A panoply of ostentatious fabrics, from giant houndstooth designs in all-over sequins to lurex jacquard motifs, paraded down the runway on bustier dresses and tuxedos to a soundtrack of French classics from artists like Charles Aznavour and Edith Piaf.
Flowing silk and georgette and crepe halter-neck dresses in black, red or regal purple were regularly punctuated at the waist with diamanté cummerbunds or paired with felt fedoras and ankle boots.
In a less dressed up register, there were wide-hipped leather pants and some fun dungarees, their workwear shape providing a quirky contrast when worked in shimmering black velvet or as a black leather playsuit.
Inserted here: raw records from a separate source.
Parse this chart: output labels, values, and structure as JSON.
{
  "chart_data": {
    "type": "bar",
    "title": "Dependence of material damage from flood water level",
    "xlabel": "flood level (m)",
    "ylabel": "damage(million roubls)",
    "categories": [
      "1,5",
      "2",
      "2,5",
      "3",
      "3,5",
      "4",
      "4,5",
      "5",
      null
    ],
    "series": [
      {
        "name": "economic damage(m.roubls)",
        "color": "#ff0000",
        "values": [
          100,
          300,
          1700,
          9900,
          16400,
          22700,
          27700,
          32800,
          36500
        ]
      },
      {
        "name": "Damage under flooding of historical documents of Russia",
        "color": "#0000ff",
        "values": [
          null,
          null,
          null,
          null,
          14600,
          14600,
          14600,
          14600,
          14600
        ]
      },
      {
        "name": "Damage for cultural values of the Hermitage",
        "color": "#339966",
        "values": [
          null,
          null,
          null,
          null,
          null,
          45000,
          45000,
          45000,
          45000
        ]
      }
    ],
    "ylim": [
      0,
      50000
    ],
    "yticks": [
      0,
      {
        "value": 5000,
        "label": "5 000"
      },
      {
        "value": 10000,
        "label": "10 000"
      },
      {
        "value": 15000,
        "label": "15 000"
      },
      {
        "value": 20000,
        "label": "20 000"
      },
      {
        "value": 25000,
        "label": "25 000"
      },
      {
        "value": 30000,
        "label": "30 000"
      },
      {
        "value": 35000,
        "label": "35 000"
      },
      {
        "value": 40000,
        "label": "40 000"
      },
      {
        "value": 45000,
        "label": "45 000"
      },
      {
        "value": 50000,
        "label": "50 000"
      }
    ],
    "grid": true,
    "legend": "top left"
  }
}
This was all topped off by a multiplicity of fake-fur coats in an array of hues from deep purple to yellow and even in a giant houndstooth pattern.
Moratti said the fall collection was put together in just four weeks since pre-fall was presented in January, and that he is planning to focus on doing just four collections a year— two ready-to-wear, two couture — and skip the more commercial pre-collections from now on.
“I believe that creativity should have space, that quality needs time to develop. I think that’s more beneficial for the brand,” he explained. He may have a point. Redemption’s development into the glammed-up street look of recent seasons made sense and fit with the vibe of the moment, while this season’s more literal lineup felt like something of a step backward.